In fact, the cleaning industry is starting to achieve this vision. Environment Canada's new Environmental Choice PRC-097 Criteria establishes what is expected of cleaners that do not harm. PRC-097 has an extensive list of requirements, ranging from the exclusion of ingredients that involve ethylene oxide in their production, to the limiting of volatile ingredients, to the drastic reduction in aquatic toxicity of "Cleaning Products with Low Potential for Environmental Illness and Endocrine Disruption". PRC-097 also acknowledges that chemical hypersensitivity is a major problem and that cleaning products must accommodate the needs of those who are more sensitive than most.

What about SARS and other Outbreaks?

The world has responded well to new outbreaks like Severe Acute Respiratory Syndrome (SARS), but to a large extent the old cleaning/disinfecting paradigm is still at work. Emergency disinfection on infrequently cleaned surfaces is not likely to be nearly as effective as effective routine daily cleaning with appropriate disinfection as required in special areas. Cleaning as the key to good disinfection needs to be part of a longer term, daily strategy, forever. Short-term binges of cleaning and disinfection inevitably leave us back where we started. We may feel better for having done something, but sooner or later we must question whether we really accomplished what we needed to do. And the collateral damage associated with SARS disinfection will no doubt prove to be quite extensive.
The cleaning and disinfection equivalent of "be prepared" is to continue to move towards long term routines that handle soil and pathogens effectively everywhere, all the time, while at the same time minimizing everyone's exposure to hazardous chemicals and minimizing negative impact on the natural environment.
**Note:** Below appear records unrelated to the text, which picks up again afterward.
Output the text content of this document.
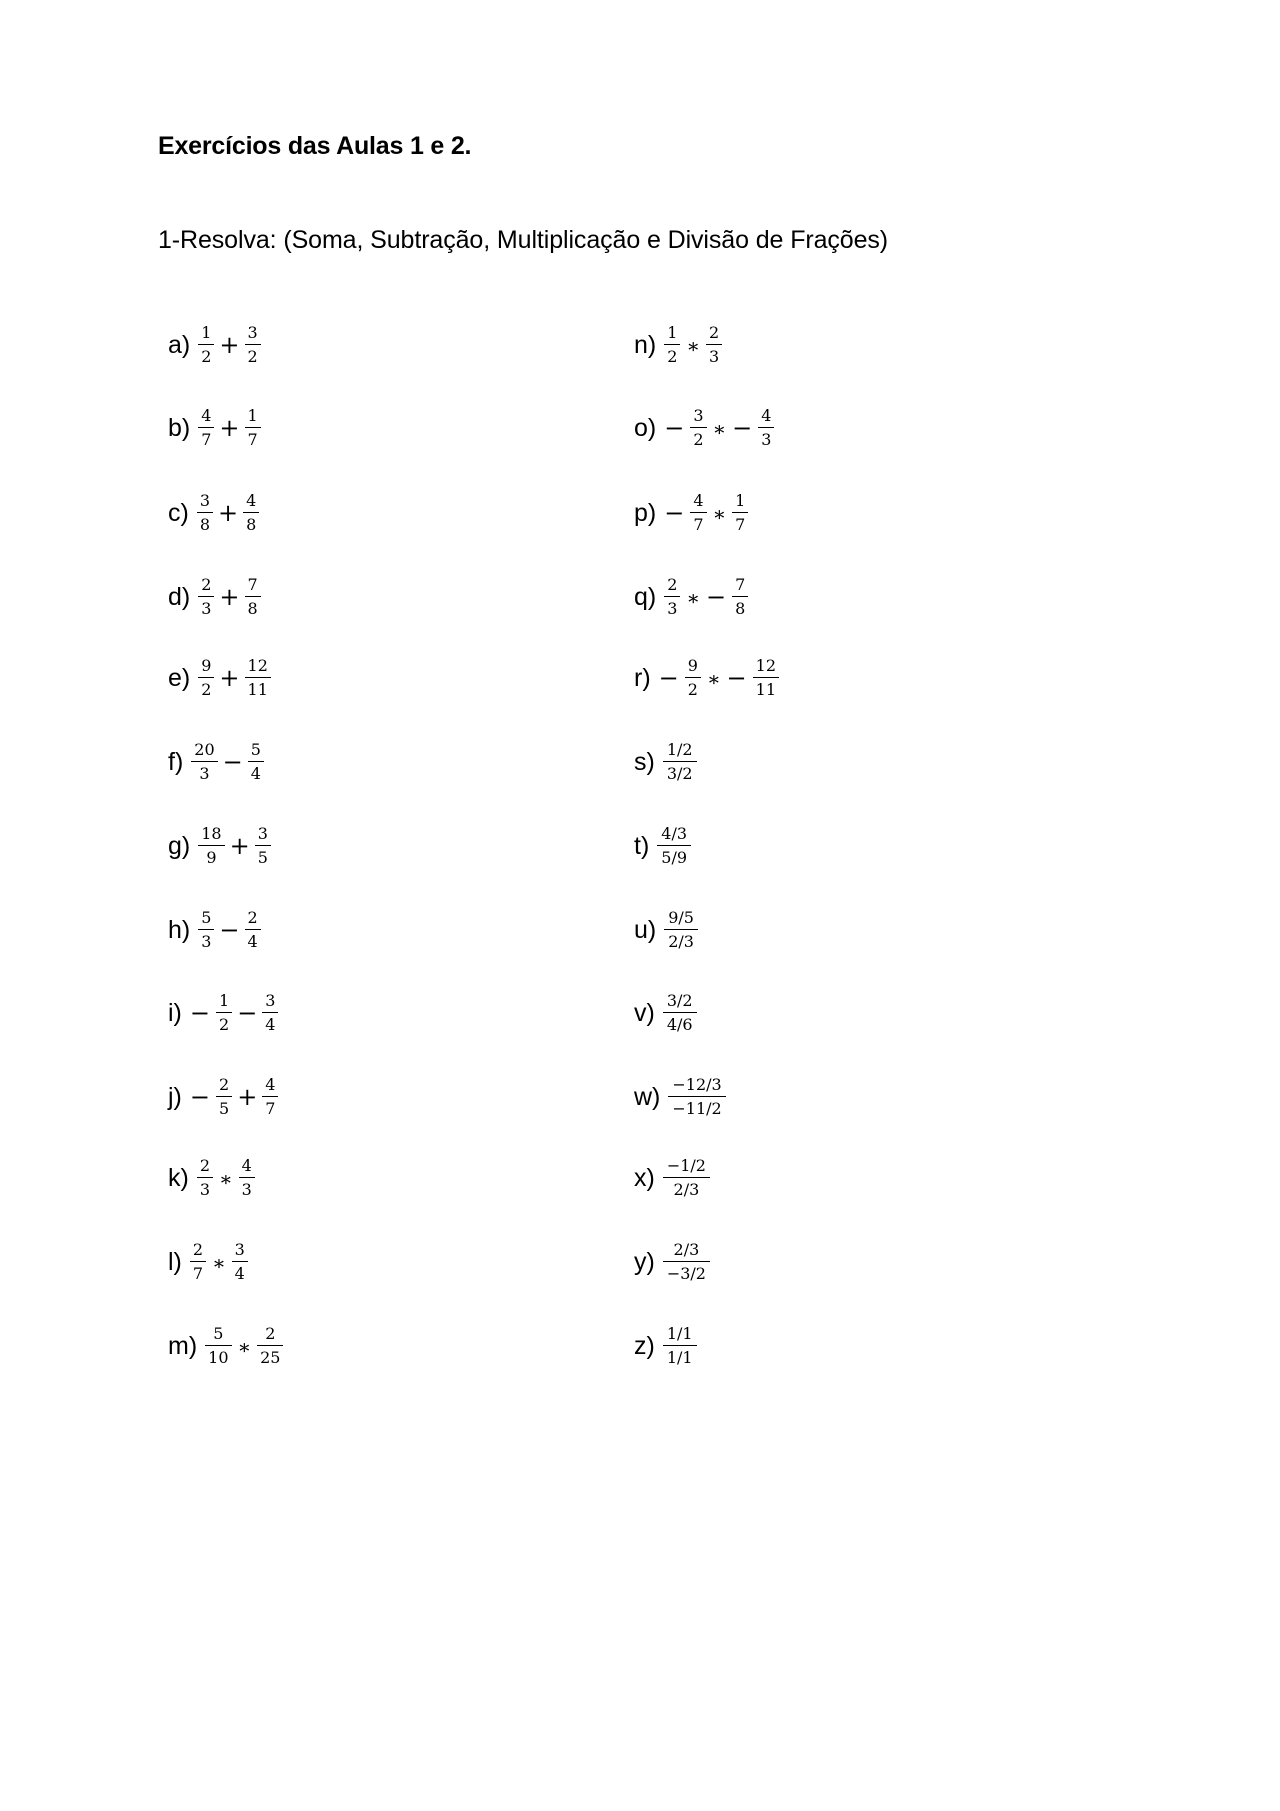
Exercícios das Aulas 1 e 2.
1-Resolva: (Soma, Subtração, Multiplicação e Divisão de Frações)
$a) \frac{1}{2} + \frac{3}{2}$
$b) \frac{4}{7} + \frac{1}{7}$
$c) \frac{3}{8} + \frac{4}{8}$
$d) \frac{2}{3} + \frac{7}{8}$
$e) \frac{9}{2} + \frac{12}{11}$
$f) \frac{20}{3} - \frac{5}{4}$
$g) \frac{18}{9} + \frac{3}{5}$
$h) \frac{5}{3} - \frac{2}{4}$
$i) - \frac{1}{2} - \frac{3}{4}$
$j) - \frac{2}{5} + \frac{4}{7}$
$k) \frac{2}{3}$ ∗ $\frac{4}{3}$
$l) \frac{2}{7}$ ∗ $\frac{3}{4}$
$m) \frac{5}{10}$ ∗ $\frac{2}{25}$
$n) \frac{1}{2}$ ∗ $\frac{2}{3}$
$o) - \frac{3}{2}$ ∗ − $\frac{4}{3}$
$p) - \frac{4}{7}$ ∗ $\frac{1}{7}$
$q) \frac{2}{3}$ ∗ − $\frac{7}{8}$
$r) - \frac{9}{2}$ ∗ − $\frac{12}{11}$
$s) \frac{1/2}{3/2}$
$t) \frac{4/3}{5/9}$
$u) \frac{9/5}{2/3}$
$v) \frac{3/2}{4/6}$
$w) \frac{-12/3}{-11/2}$
$x) \frac{-1/2}{2/3}$
$y) \frac{2/3}{-3/2}$
$z) \frac{1/1}{1/1}$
Isn't there a Cheaper Way?

The irony is that using green cleaning as a key to good disinfection is the cheaper way. Establishing effective, frequent and regular cleaning routines with minimum chemistry is cheaper than using high-powered super-cleaners. Cleaning first before disinfecting wherever advisable leads to more effective disinfection with less chemistry and less occupational and occupant hazard.

Sometimes the simplest and most obvious answers turn out to be the best. Often it takes us many years to find that out.